Bin öfter auf den Trails entlang der Isar unterwegs.

LG
Nikki


----------



## MTB-News.de




----------



## nicole_s (6. April 2012)

Hi zusammen, wohne bei Rosenheim und bin auch gern und viel mitm MTB in de Berg hier unterwegs ) Isartrails war ich noch NIE!! Das würd ich gern mal anschaun, wenn Ihr was ausmachts, sagts gern bescheid.

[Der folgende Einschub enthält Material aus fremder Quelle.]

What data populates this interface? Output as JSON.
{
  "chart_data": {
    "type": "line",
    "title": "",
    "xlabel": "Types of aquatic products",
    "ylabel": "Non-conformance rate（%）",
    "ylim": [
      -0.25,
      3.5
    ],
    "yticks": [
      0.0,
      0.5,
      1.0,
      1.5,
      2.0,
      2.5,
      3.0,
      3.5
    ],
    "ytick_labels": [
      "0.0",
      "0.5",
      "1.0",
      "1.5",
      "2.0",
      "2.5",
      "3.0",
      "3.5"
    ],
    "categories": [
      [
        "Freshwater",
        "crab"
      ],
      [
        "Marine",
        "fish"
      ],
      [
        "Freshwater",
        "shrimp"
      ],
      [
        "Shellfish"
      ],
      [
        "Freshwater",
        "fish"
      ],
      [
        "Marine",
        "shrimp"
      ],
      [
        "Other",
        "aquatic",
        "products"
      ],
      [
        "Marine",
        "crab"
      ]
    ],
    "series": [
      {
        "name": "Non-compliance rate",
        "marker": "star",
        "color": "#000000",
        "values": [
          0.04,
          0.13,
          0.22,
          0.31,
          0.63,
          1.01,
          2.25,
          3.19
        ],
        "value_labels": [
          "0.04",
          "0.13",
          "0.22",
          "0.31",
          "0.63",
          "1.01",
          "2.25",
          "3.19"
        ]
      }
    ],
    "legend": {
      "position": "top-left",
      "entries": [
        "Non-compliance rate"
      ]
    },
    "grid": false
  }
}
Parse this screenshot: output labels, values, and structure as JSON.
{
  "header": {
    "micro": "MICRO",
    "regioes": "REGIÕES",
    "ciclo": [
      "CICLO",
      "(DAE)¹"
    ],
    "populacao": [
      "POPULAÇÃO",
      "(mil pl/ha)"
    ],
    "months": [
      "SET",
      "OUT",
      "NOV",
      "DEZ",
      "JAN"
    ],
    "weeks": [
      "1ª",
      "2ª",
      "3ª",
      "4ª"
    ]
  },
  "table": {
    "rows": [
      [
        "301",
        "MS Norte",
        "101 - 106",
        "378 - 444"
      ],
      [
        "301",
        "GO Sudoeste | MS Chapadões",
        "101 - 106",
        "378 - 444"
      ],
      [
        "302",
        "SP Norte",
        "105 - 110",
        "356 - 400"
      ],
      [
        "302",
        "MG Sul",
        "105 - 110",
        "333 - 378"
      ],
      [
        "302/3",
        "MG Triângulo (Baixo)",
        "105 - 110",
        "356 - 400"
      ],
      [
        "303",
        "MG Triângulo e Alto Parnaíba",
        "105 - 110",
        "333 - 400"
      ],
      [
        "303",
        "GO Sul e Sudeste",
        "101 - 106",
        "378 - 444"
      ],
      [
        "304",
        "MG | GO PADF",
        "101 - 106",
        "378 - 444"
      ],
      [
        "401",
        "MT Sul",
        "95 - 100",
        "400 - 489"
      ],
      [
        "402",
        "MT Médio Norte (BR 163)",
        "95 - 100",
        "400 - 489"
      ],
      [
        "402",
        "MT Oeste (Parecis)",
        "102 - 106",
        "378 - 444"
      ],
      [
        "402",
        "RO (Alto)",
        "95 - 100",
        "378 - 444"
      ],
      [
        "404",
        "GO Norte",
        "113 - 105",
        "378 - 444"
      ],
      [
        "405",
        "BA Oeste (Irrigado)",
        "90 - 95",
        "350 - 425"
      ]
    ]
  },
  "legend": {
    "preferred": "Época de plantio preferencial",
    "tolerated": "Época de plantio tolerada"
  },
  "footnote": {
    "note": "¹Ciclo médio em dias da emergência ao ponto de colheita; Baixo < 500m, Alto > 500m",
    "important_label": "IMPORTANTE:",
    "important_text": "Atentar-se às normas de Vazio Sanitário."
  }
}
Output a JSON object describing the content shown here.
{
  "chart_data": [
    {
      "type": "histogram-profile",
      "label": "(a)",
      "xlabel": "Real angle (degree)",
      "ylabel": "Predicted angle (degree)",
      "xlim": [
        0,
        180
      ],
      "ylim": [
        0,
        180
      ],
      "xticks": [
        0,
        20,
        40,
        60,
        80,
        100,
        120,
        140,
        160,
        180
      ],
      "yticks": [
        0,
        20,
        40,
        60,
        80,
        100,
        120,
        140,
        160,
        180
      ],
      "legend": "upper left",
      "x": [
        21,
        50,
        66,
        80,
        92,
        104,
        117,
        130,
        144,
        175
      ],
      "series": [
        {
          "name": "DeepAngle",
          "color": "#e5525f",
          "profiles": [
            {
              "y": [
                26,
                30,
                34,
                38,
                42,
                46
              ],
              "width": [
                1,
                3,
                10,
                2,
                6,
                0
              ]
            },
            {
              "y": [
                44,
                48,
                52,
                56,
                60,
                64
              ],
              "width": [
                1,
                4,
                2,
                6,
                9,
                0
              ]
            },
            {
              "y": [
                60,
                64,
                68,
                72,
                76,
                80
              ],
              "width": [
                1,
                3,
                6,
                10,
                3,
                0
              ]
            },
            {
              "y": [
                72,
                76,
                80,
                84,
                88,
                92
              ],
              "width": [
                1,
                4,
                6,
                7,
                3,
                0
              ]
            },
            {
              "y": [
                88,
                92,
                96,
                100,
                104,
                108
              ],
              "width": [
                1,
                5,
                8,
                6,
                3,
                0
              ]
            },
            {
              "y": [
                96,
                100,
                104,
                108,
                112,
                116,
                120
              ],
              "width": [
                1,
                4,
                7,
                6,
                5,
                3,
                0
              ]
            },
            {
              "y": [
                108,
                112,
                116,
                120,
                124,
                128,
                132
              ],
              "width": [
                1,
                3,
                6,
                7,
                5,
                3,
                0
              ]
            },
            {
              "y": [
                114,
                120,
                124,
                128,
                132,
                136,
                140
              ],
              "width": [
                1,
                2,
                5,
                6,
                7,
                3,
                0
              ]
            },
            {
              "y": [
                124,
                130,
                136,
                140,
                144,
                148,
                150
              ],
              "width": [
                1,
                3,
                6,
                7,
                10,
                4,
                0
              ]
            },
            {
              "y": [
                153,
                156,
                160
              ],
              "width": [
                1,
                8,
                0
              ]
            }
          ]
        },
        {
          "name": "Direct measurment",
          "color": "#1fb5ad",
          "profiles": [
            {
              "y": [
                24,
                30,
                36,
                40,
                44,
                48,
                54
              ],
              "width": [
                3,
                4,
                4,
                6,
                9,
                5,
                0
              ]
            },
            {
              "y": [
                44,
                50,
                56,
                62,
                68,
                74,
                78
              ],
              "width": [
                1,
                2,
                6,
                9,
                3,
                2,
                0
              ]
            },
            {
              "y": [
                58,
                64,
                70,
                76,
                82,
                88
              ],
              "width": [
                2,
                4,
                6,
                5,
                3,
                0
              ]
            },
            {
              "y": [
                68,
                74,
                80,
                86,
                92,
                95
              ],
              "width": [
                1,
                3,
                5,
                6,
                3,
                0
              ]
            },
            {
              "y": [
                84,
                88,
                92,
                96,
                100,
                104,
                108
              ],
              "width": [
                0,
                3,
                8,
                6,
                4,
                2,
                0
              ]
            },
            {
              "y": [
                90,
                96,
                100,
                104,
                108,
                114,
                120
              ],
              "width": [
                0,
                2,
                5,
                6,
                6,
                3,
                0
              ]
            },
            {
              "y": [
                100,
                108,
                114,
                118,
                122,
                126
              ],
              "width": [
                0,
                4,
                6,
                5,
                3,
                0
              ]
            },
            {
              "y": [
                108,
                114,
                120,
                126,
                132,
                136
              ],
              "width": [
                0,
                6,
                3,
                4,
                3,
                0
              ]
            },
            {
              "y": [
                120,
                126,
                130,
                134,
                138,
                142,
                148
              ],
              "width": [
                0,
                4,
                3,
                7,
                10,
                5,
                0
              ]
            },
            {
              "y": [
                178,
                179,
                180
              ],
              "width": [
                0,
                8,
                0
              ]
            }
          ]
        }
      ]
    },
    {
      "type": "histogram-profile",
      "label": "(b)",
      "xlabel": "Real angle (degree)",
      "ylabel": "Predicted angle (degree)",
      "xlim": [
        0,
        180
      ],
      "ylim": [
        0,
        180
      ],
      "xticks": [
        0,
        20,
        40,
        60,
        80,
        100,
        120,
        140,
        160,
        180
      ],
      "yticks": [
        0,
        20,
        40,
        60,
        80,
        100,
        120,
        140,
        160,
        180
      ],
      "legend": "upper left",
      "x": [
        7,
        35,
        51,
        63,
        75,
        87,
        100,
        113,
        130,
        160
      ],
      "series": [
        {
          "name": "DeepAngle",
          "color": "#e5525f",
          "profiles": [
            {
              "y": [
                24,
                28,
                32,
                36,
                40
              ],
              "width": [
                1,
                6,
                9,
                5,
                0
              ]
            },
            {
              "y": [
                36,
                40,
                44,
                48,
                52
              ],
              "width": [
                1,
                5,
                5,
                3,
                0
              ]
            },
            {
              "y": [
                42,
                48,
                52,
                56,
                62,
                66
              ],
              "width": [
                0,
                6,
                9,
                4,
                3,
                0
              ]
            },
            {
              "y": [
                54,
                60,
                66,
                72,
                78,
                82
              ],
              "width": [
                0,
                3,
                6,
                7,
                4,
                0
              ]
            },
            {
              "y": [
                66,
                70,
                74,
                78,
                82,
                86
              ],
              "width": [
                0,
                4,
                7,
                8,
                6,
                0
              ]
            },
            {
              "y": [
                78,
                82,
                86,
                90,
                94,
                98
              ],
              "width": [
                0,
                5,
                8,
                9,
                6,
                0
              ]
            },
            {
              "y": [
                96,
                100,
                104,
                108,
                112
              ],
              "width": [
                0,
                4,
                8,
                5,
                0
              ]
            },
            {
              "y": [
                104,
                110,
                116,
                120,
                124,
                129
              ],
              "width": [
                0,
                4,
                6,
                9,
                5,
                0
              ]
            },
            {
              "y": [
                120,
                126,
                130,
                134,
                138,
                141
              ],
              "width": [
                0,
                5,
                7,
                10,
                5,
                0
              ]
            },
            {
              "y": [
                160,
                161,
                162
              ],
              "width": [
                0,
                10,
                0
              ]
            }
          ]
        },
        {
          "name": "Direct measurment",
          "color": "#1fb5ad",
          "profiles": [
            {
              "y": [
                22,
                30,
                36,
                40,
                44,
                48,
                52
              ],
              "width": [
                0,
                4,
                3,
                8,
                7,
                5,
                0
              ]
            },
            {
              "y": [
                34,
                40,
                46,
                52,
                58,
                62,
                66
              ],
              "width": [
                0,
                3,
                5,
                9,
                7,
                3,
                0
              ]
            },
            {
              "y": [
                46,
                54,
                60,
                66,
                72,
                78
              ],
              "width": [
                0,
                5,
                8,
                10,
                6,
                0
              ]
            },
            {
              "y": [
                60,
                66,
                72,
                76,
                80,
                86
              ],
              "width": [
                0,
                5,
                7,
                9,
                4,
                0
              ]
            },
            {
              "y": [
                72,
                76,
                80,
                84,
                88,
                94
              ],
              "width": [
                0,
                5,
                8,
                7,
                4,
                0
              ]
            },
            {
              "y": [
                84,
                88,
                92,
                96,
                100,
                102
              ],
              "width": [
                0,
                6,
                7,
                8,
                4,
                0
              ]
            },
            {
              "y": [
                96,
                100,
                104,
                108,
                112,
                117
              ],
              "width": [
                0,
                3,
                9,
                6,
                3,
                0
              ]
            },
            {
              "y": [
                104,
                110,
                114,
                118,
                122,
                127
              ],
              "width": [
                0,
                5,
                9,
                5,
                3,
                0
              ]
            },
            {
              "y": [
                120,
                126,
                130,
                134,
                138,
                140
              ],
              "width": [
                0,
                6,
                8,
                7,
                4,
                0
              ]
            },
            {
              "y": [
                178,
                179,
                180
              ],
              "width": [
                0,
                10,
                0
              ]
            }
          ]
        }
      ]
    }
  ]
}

Bin natürlich auch jederzeit gern bei Touren hier im Alpenvorland dabei, mit Tourenmaterial und -kenntnissen bin ich bestens ausgestattet, also ich würd mich auf einen kleinen Fahrradausflug freuen .. !!

LG
Nicole


----------



## soe (17. Juni 2012)

hey mädels,

ich bin aus dem münchner südosten und früher viel dh gefahren, doch kann ich dies aus gesundheitlichen gründen nicht mehr machen. daher suche ich girls die ebenso mtb fahren, gern auch in den bergen, touren trails und eben alles was spass macht ), und ja i like isartrailbiking - mein spielplatz sozusagen. falls ihr noch jemanden sucht, oder ihr mal lust habts zum biken (isar bspw) würd ich mich echt super freuen. 

lg soe


----------



## Frau Rauscher (2. Oktober 2012)

Hallo München!
Ich bin neu hier in Bayern, wohne jetzt Nähe Waldfriedhof und würde mich freuen wenn mir jemand ein paar Trails in der Gegend zeigen kann


----------



## mtbbee (5. Oktober 2012)

Wenn Ihr Lichtlein habt, könnten wir uns gerne mal Abends an der Isar treffen. Wochenende bin ich meistens ausgebucht, aber in der Woche nach Feierabend sollte sich was finden lassen.


----------